Getting complete state driving records before May 1 cost around $2,000. The rate increase sends the cost skyrocketing for research groups, including newspapers, to around $30 million. The amount approaches 15,000 times higher than the previous cost.

In other words, fact-based, independent reviews of the effectiveness of Missouri driving laws, work done far too seldom in any case, will stop entirely.

No newspaper in the nation could take that kind of financial hit no matter how important the information. In fact, few Missouri newspapers have spare cash to put up even $2,900 let alone $29 million for such research, except on an occasional basis.

This means the public will not hear independent reviews. Instead they will hear only government reports, which in political hands could turn easily into propaganda.

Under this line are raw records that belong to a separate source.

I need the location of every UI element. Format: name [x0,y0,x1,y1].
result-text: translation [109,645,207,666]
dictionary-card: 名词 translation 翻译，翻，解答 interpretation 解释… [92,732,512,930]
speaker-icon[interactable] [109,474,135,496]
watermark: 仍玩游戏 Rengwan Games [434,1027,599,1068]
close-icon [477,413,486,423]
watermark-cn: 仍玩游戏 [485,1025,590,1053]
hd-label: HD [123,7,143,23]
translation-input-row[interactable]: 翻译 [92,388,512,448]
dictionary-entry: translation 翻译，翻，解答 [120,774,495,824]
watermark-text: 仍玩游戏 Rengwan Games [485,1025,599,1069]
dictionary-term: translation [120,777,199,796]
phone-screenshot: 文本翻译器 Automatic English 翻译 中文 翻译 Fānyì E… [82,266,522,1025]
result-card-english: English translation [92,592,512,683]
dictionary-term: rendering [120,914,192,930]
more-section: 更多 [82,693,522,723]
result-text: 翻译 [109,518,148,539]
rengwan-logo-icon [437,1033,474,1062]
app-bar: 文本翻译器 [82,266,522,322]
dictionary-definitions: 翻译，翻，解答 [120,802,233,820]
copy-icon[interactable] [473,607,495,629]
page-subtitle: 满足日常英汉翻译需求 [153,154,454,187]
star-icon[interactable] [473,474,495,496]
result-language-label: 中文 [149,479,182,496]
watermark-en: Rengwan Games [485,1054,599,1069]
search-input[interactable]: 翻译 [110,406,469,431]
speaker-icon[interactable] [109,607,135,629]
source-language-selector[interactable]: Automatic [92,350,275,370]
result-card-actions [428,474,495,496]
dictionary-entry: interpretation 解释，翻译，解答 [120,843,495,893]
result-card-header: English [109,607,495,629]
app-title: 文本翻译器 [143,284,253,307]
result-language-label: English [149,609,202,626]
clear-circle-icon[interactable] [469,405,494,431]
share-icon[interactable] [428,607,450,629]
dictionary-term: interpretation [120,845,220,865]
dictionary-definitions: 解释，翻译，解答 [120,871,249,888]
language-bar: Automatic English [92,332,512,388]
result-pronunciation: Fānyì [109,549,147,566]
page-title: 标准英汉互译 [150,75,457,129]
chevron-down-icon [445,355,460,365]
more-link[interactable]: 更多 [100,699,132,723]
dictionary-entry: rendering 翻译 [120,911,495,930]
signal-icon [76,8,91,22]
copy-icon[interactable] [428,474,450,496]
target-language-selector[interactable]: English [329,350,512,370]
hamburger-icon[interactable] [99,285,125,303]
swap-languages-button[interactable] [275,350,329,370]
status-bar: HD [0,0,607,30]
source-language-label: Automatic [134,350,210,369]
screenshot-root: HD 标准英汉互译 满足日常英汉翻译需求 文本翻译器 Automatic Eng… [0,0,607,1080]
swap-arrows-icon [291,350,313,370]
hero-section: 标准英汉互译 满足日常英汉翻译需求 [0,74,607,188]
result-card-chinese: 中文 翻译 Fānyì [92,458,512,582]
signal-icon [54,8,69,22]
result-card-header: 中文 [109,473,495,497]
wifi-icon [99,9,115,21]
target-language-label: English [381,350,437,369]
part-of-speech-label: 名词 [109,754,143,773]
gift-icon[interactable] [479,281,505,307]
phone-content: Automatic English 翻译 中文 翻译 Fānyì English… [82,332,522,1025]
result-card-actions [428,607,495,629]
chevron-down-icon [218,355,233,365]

Without independent reviews, only the government could answer these questions:

• How many school bus drivers have drunken driving convictions?

• Does the state hand driver’s licenses to fugitives?

• How many drunken drivers do state laws take off the road?

• Are teen drivers or those over 80 more likely to die on state roads?

The department’s new policy prices the answers out of the public’s reach and may cross the line from being merely absurd to illegal.

Missouri’s Sunshine Law requires governments at all levels to charge no more than the actual cost for records. This means that if 1,000 records fit on a disk and copying that disk takes one minute, by law the charge must not exceed the cost for one minute of work and the price for the disk.

No Department of Revenue employee can say with a straight face that copying driving records costs an estimated $29.4 million. The price is laughable, not in the public interest and should never have gone into effect.

Government, after all, exists to serve, not profit from, the public.